The Iowa native — whose hometown has a population estimate of 352 — said there is a "certain model of being a congressperson that [she] resists."
"There are people who think the bicoastal thing is cool — they have a penthouse here and a mansion there. And then there’s my first apartment in D.C.: I had no closet, no cable, no Wi-Fi — just a mattress on the floor," she told Elle.
“You have to be scrappy — as a working mom, a single mom, and as someone who doesn’t have wealth and all these advantages. You have to fight to be taken seriously,” she said.

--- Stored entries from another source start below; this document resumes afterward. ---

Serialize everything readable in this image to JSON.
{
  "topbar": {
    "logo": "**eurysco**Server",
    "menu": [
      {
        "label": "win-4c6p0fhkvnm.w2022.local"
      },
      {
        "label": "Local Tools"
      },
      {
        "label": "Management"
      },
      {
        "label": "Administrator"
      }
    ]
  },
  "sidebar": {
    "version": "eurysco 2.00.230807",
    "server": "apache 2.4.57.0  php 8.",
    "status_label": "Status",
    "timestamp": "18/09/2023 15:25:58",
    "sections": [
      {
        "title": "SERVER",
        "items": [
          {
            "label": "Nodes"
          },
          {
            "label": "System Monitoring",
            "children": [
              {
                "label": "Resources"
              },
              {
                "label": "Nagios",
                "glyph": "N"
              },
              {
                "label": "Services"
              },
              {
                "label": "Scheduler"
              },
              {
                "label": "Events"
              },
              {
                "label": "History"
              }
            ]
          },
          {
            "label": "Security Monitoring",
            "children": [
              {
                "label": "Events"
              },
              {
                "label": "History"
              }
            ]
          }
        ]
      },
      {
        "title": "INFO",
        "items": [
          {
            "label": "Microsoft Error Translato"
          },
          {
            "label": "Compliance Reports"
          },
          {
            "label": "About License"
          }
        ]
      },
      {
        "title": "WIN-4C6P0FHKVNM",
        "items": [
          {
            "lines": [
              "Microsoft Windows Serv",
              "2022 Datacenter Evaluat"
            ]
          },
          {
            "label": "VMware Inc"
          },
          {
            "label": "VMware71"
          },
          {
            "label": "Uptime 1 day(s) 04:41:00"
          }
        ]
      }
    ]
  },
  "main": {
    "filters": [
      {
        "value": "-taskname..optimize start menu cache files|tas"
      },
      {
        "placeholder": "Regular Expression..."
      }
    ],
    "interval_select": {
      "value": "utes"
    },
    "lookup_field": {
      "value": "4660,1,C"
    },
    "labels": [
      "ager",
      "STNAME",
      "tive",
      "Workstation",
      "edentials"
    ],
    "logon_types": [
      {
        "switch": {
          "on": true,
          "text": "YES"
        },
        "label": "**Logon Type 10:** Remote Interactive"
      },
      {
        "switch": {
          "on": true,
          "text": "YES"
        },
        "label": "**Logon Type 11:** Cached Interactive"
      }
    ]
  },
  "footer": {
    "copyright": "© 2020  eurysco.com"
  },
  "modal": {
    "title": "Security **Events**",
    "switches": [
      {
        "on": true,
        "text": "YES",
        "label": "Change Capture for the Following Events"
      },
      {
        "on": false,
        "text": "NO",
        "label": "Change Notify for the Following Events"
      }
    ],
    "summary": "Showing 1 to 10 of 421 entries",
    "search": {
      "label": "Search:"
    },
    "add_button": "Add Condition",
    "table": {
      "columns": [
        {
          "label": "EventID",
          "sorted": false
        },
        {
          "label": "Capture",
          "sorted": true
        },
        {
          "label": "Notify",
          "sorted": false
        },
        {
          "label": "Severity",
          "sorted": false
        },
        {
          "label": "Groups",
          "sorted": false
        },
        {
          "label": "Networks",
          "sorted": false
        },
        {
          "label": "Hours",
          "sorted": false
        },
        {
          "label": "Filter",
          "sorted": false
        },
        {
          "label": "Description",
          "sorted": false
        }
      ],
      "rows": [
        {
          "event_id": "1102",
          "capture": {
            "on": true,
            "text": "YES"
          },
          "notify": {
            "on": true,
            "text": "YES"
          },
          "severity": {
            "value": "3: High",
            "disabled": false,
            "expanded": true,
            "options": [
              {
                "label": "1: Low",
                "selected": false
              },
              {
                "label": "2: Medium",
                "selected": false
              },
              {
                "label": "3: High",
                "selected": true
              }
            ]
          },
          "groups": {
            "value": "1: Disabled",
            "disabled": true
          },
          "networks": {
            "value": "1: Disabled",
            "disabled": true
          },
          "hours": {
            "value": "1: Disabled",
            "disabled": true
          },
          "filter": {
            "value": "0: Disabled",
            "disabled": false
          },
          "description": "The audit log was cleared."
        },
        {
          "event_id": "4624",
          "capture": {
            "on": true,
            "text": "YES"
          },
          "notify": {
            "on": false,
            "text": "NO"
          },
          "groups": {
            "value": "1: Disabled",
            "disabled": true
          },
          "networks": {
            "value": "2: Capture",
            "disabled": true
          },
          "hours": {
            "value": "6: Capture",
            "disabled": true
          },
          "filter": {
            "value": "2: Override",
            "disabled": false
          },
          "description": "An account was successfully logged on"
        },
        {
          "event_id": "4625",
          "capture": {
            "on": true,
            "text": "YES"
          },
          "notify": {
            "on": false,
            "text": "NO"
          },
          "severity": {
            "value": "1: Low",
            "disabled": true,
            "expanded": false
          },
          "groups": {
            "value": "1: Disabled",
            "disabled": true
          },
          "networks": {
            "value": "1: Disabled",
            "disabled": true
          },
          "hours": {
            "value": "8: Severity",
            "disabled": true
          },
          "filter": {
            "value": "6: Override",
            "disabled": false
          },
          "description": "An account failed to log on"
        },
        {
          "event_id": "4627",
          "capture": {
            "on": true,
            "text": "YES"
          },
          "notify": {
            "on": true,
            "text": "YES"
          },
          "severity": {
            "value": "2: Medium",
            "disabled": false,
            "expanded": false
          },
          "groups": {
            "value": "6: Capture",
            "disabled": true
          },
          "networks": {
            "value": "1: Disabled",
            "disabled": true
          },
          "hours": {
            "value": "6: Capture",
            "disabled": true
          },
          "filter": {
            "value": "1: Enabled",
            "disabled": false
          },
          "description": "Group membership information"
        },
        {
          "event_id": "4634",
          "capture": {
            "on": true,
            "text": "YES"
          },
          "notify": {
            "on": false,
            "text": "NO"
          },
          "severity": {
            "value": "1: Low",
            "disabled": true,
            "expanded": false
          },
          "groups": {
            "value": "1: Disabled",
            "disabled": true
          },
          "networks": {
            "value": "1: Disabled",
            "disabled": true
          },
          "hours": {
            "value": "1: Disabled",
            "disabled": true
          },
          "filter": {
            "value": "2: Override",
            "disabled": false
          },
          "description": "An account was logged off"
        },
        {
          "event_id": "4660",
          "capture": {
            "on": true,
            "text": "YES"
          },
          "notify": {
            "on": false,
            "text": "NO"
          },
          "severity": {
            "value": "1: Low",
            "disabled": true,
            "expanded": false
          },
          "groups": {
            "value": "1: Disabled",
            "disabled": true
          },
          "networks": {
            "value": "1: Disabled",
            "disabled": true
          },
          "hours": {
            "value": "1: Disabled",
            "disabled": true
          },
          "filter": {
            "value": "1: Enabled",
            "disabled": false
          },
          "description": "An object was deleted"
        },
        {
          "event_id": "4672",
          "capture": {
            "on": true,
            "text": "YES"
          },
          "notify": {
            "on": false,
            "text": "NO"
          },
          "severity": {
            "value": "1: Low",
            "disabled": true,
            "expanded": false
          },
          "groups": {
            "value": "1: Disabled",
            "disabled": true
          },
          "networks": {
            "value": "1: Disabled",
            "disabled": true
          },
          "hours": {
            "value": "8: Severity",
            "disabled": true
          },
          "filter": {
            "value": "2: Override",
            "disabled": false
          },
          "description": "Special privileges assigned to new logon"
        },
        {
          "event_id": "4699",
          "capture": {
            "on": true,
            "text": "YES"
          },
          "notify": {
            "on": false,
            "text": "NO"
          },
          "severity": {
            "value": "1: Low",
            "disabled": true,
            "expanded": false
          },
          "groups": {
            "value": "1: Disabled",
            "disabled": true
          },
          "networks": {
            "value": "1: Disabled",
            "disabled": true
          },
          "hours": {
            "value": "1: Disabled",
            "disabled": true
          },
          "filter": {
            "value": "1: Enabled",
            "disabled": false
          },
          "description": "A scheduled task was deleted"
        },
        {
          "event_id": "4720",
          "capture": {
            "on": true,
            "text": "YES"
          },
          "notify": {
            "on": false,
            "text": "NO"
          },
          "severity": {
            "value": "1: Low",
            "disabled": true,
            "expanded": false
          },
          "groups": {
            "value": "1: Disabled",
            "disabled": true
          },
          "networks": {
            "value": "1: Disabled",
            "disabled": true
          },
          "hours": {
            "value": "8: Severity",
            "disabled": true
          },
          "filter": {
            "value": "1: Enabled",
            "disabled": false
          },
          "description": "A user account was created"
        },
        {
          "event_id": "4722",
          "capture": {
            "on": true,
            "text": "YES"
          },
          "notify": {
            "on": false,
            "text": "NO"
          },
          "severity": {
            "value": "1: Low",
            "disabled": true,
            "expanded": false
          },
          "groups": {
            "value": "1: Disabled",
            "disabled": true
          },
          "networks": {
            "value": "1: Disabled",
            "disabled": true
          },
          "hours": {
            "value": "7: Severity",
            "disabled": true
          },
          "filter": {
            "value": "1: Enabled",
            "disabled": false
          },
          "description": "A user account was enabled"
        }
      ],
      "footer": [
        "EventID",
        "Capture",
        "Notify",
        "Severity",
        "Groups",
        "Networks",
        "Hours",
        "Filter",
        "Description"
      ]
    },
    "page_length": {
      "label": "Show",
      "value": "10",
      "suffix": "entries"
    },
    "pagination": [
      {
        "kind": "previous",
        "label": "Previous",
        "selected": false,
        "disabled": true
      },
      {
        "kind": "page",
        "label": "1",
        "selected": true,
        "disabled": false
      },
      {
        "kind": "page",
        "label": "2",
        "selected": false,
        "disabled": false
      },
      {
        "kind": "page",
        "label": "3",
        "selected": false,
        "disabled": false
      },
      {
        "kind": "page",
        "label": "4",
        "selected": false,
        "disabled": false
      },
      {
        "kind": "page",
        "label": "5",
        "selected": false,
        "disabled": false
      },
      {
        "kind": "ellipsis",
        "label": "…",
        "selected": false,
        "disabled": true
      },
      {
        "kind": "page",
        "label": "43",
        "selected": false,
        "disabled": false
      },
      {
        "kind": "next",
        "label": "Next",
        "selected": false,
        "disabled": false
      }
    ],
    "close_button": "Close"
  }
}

The juggling act has its own challenges. As she told The New York Times in April of life at home with her children: "For the first couple of days, it looked like a lot of peanut butter and jelly sandwiches and my kids shouting at me through the door. Once my boyfriend got here, I just kept the bedroom door closed. And he would come in, bring a tray of food, and leave."
"The school district has done a great job, but it was overwhelming," she told the Times in the spring. "I have three kids in three different grades. ... Because I’m in California time, the second I wake up, I am already three hours behind in many ways, in catching up with what’s happening in D.C."
Her first term in Congress has not gone unnoticed, particularly for how she questioned officials like the director of the Centers for Disease Control and Prevention and the CEO of JPMorgan Chase.
"She is relentlessly who she is, and she is not going to change, nor should she, for this world," Porter's campaign manager, Erica Kwiatkowski, told Elle.
So much so, Porter wasn't even fazed by stepping in "dog poo" during her interview.
"I just think there are a lot of my colleagues who would never admit that they ever — in their whole life—stepped in dog poo," she said. "And it’s like, Who hasn’t? I don’t think we get anywhere trying to separate ourselves from the American people.”